The negative rhetoric by the media and an anti-LGBTQI+ hate group called The National Coalition for Proper Human Sexual Rights and Family Values, created a tide of extreme homophobia against the LGBTQI+ community. The physical and psychological abuse of queer people increased across the country. People lost their jobs and others were forced to flee their homes to relocate to safer areas. It should have been a time for cohesion and collaboration within the queer community, to fight a common enemy and to bring us into a new era of togetherness. But, my attempts at collaborating with the older generation were met with blame and anger – somehow, the effort to paint me as a villain became a top priority of older LGBTQI+ groups, instead of the imminent danger the whole community was facing.
The best chance the LGBTQI+ community has is for all activists to work together. We as activists hold privilege and it is with our collective experience in mind that we must move forward, rather than with the mindset of an individual speaking for the collective. It is time for our advocacy and activism to centre around the actual community, where diversity exists and thrives.
A respected older Ghanaian LGBTQI+ activist once said to me, “I am the community.” But I don’t agree with this.
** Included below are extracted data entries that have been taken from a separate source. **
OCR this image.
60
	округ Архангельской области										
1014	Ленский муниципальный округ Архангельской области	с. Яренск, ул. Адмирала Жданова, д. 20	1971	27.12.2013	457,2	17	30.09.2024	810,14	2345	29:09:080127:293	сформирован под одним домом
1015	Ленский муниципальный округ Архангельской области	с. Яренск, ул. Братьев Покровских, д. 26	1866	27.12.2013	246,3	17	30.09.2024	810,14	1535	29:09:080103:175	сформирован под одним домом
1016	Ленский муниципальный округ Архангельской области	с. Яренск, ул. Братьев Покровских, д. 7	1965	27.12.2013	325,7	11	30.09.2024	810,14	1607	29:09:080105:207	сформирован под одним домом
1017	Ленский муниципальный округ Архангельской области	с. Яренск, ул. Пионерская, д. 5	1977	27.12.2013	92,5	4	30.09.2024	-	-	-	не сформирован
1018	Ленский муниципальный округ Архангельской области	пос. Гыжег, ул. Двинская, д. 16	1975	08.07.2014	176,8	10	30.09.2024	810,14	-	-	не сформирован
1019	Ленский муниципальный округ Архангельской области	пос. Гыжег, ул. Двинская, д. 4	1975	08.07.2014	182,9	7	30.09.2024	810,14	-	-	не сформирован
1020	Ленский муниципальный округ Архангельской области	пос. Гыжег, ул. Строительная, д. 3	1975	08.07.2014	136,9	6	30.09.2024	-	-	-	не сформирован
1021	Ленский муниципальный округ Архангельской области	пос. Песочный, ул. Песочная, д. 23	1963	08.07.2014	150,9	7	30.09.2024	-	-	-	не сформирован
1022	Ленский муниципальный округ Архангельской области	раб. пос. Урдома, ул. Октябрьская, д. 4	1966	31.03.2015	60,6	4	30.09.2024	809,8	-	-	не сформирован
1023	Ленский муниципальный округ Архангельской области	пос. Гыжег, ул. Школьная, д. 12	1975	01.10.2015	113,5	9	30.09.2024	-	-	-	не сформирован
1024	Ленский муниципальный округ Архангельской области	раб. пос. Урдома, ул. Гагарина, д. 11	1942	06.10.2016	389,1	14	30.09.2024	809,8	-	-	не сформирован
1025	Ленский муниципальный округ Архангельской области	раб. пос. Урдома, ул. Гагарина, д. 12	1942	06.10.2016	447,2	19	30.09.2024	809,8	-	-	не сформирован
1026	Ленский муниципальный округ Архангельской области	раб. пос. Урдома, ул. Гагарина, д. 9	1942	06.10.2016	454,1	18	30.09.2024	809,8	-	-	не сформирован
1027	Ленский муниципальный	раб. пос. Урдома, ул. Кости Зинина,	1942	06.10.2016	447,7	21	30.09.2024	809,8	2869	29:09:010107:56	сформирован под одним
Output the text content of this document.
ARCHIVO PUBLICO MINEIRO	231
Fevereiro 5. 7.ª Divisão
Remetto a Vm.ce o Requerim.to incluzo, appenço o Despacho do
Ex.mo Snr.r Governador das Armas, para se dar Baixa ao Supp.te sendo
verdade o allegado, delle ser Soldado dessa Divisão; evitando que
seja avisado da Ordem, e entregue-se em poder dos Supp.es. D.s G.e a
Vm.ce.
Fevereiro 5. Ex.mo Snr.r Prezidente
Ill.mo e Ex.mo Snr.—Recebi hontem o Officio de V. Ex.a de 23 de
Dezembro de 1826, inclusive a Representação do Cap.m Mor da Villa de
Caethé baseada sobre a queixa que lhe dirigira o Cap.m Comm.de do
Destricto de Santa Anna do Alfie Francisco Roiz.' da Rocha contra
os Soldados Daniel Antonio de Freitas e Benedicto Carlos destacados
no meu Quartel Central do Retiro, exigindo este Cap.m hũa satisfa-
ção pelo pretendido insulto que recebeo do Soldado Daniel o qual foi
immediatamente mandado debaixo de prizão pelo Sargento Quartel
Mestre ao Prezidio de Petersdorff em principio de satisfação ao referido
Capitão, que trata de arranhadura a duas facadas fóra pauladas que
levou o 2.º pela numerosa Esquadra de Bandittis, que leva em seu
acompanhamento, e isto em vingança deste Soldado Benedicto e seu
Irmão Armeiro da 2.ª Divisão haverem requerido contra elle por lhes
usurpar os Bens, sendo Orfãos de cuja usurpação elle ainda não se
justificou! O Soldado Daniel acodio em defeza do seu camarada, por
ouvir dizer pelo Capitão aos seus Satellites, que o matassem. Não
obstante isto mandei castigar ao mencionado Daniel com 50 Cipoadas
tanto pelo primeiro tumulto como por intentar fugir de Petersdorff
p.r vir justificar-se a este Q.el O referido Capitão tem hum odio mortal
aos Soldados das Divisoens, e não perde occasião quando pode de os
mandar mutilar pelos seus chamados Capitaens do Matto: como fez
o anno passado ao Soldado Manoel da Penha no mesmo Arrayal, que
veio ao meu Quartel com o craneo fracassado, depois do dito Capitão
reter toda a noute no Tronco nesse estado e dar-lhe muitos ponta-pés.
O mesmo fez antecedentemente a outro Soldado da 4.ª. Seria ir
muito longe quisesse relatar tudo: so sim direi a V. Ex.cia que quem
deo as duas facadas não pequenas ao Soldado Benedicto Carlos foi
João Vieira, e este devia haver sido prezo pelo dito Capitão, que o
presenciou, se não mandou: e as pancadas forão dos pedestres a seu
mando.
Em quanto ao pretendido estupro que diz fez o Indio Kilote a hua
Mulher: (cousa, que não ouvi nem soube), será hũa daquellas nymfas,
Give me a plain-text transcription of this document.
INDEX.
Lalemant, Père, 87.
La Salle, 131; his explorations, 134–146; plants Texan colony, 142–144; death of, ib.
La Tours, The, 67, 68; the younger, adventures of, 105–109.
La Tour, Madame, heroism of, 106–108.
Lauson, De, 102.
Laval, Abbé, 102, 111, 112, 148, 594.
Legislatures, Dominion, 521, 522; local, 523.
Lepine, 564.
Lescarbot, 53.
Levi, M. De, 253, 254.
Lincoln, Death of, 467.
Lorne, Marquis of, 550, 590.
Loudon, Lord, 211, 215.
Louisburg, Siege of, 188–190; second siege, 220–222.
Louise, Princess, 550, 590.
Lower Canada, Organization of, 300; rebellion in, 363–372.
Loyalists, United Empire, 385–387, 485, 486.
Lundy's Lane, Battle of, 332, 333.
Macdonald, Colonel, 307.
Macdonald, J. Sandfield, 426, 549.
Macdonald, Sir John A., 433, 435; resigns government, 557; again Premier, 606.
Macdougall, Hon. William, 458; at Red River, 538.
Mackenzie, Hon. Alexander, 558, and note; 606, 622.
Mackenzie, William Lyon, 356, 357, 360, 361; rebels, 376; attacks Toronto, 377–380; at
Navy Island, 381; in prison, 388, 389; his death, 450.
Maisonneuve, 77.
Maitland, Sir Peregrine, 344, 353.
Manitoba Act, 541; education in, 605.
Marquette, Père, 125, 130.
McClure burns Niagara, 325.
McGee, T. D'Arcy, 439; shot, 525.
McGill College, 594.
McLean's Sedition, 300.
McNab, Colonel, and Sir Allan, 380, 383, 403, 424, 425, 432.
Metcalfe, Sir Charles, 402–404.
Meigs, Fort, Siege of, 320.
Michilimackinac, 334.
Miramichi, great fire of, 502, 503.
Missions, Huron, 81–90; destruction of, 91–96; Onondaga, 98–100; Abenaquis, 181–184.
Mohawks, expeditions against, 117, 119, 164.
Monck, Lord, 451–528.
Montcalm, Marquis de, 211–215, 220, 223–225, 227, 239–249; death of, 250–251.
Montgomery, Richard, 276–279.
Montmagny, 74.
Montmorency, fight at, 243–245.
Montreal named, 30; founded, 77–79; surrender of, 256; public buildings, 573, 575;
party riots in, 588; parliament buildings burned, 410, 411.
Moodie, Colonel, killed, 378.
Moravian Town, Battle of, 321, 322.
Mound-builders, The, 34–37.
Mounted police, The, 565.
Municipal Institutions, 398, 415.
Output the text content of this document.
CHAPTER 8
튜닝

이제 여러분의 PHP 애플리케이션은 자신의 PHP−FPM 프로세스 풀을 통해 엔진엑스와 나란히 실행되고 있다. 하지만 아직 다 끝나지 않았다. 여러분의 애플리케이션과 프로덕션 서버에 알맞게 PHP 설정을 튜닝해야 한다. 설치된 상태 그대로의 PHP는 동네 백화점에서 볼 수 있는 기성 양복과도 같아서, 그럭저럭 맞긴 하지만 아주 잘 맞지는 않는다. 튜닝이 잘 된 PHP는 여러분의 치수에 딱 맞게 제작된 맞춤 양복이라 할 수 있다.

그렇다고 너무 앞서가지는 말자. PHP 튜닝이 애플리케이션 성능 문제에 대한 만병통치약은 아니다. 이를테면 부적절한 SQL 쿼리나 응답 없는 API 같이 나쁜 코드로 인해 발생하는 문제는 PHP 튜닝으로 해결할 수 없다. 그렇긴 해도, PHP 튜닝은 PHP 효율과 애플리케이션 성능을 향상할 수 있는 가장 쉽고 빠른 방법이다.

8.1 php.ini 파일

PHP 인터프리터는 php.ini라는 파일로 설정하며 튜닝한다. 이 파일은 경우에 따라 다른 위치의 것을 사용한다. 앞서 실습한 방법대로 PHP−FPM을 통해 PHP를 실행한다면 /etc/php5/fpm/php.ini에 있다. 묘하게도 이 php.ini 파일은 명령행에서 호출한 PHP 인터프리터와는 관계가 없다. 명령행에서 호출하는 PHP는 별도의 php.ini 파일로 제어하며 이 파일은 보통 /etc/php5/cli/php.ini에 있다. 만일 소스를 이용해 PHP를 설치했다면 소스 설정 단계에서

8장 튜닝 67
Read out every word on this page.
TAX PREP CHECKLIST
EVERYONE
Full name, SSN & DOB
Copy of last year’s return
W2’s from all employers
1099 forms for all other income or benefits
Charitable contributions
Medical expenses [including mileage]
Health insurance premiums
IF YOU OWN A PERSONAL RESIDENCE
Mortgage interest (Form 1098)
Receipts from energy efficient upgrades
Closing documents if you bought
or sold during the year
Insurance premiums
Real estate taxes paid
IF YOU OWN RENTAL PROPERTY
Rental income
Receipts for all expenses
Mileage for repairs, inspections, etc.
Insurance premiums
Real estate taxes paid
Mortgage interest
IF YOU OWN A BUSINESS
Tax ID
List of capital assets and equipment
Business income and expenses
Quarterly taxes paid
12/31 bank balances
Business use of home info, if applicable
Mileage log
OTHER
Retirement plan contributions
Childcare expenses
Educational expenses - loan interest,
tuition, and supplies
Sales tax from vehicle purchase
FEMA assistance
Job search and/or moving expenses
No one person can speak for an entire community: this notion is very harmful to the diversity of experiences I seek to fight for. I am a part of the community. A community with shared experiences and struggles. A community with a hope for a better tomorrow.
It has been beautiful to witness the widespread pushback on behalf of the queer community in the face of this violent oppression and homophobia. Silent Majority (a community whose goal is to amplify the voices and collective action of Ghanaians who have been silenced by an oppressive state) emerged, and have invited others to stand in solidarity with Ghana’s queer community. The Humanists Association of Ghana have also time and time again proved to be a very strong ally for the LGBTQI+ community ; more recently, numerous celebrities both in the country and in the diaspora have been actively speaking out against the injustices we face. We are at a tipping point and every action we take from here will be vital in creating a safe and inclusive country. It is time for collective action and resistance to the oppressors’ rule. LGBTQI+ Ghanaians are just as Ghanaian as those outside the community, and it is our job as activists to work and make our community, our whole community, be accepted as a respected part of our society.